そのまま、階下には戻らずに、総司はセイの隣にごろりと横になった。そのまま天井を見上げて静かに呟く。

「これが嫌なら早く治ってしまえばいいんですよ」

嫌がらせをしているつもりはないが、決して譲るつもりもないことは確かだ。
一度は嫁にすると言った斎藤に、そうしてくれれば自分も安心だと言ったことがあった。だがもうそれは言えない。自分が守ると思ったからには、この想いは育ち形を取り始めている。

それは斎藤も同じなのだろう。
今はだからと言って、自分が何をできるわけでもないし、今できることといえばこうして彼女を支えて一緒に仕事をし、ここで暮らすことだけだ。
それが一日でも長く続けばいい。

「寝言など真面目に聞くものがいるか」

不意にぽつりと階下から声が聞こえた。

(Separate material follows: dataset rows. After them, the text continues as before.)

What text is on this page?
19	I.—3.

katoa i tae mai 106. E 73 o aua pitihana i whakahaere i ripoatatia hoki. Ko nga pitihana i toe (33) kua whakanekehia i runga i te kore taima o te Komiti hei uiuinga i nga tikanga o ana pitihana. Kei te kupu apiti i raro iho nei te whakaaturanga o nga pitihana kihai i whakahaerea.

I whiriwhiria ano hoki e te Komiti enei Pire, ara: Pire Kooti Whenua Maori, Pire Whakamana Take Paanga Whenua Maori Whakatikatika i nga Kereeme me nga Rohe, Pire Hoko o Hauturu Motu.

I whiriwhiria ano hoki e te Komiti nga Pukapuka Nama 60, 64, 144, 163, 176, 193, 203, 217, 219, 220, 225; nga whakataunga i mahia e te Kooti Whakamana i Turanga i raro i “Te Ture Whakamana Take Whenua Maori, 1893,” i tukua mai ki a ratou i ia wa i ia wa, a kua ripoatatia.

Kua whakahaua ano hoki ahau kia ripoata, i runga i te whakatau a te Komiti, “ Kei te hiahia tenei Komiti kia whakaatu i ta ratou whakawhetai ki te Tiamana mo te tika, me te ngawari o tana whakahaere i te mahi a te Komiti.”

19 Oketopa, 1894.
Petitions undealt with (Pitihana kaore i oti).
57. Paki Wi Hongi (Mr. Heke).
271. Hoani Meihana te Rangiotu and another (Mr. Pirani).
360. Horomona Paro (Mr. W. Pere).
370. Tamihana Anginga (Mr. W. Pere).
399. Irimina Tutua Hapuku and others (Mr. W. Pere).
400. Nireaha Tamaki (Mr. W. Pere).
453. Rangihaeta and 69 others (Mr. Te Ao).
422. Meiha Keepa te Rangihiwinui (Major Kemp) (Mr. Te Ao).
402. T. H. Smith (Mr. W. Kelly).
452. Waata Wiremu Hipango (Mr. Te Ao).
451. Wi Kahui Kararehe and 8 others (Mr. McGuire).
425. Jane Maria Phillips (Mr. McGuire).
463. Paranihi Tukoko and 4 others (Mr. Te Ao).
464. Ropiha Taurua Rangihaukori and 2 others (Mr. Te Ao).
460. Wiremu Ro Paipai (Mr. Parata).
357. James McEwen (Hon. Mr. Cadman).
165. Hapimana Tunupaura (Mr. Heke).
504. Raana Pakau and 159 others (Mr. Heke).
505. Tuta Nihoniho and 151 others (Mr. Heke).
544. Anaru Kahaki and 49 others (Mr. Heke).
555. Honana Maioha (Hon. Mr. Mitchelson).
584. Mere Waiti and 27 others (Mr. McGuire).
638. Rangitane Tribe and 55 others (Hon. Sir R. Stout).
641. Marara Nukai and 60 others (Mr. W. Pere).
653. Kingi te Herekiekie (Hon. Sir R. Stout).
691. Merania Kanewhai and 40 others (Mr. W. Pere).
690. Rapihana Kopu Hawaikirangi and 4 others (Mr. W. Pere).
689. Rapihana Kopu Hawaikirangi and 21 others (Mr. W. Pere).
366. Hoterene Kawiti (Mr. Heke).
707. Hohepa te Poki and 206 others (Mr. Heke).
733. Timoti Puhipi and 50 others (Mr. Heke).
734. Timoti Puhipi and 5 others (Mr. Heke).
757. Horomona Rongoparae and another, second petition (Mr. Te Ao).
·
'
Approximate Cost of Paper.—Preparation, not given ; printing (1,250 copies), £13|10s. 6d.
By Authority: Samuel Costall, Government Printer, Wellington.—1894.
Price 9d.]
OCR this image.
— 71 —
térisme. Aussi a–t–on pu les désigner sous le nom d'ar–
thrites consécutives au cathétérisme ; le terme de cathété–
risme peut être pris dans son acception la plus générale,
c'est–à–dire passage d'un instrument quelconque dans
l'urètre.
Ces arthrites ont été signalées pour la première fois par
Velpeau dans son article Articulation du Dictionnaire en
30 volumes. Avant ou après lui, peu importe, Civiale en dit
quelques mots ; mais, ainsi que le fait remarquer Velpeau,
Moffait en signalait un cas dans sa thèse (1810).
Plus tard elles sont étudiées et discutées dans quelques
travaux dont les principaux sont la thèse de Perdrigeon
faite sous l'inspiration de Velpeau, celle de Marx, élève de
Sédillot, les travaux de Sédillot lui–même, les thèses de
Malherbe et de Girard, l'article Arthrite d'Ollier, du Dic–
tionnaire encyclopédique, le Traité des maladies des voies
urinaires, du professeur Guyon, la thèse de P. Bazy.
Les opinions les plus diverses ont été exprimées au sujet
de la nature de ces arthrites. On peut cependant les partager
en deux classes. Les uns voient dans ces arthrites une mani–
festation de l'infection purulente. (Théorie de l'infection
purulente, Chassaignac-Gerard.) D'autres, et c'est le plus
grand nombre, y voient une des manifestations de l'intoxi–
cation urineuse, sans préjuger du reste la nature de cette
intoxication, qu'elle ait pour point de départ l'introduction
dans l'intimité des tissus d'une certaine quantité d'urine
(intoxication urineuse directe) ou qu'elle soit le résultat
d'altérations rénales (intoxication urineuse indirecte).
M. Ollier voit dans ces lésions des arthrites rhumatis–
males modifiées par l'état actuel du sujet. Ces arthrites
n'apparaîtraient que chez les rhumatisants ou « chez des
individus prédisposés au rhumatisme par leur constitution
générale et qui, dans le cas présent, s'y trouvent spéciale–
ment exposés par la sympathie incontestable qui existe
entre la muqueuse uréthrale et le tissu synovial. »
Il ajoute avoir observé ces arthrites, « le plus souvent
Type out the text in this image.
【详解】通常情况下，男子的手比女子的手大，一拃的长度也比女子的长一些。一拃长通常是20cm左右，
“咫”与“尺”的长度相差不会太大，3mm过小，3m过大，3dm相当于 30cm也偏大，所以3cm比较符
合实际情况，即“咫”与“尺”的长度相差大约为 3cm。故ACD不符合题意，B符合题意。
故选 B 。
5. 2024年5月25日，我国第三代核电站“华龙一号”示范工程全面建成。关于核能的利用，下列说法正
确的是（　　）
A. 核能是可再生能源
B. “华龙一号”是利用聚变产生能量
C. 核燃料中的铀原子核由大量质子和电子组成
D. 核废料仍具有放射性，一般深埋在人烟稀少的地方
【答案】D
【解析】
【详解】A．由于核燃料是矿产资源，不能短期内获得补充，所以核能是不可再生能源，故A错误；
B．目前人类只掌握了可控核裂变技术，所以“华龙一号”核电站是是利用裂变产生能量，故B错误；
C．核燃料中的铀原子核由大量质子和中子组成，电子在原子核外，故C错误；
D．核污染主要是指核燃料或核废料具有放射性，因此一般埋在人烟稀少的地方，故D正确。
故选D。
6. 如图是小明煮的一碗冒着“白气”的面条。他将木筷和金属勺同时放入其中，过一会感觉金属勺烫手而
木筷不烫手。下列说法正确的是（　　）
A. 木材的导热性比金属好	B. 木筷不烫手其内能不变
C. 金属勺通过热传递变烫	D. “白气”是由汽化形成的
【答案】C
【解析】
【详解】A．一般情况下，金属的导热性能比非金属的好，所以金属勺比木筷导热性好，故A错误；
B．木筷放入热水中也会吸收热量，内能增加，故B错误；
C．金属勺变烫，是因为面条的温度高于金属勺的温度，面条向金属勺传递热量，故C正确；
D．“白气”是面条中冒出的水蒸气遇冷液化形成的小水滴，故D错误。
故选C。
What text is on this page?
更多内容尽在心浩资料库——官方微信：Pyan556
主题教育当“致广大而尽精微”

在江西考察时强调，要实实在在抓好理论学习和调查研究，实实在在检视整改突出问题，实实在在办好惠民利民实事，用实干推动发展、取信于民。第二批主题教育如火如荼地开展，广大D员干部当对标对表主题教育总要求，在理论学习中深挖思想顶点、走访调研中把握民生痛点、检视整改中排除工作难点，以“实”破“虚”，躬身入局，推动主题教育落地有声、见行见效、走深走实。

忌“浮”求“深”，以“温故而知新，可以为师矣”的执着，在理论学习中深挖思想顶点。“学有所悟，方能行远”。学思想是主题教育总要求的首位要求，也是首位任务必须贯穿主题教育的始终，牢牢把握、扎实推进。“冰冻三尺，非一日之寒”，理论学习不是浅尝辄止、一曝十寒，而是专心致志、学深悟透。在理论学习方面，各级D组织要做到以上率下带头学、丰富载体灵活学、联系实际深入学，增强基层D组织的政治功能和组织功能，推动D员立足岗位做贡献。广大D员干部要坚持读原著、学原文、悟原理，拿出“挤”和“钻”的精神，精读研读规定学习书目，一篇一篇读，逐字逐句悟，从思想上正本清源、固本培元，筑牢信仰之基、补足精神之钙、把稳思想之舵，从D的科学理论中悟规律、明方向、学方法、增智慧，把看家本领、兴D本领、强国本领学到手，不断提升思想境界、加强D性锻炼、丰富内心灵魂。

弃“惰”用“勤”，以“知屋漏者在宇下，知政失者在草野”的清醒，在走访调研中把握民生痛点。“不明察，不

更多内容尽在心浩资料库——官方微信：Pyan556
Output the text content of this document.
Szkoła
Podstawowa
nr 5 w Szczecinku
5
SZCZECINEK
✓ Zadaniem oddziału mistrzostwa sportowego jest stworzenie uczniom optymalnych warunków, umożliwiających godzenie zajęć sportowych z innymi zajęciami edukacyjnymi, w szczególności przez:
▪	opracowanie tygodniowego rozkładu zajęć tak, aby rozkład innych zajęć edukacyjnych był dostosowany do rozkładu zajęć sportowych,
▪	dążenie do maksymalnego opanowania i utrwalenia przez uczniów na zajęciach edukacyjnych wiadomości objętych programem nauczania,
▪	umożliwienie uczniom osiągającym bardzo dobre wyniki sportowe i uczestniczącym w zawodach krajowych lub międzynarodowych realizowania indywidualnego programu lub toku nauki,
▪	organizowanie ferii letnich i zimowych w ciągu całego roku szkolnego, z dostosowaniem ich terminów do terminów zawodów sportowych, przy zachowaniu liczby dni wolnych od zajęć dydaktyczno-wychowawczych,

よほど寝ている振りをするつもりだったのだろうが、こちらも負けられずに言い返してしまったのだろう。
くすっと笑いながらも、総司はそれ以上は何も言わずに目を閉じた。
おそらく階下の人も同じだろう。目を閉じてその安らかな寝息に耳を澄ませる。

この眠りを守る者が自分でありたいと、願う心が二つ。蔵の中で渦巻いていた。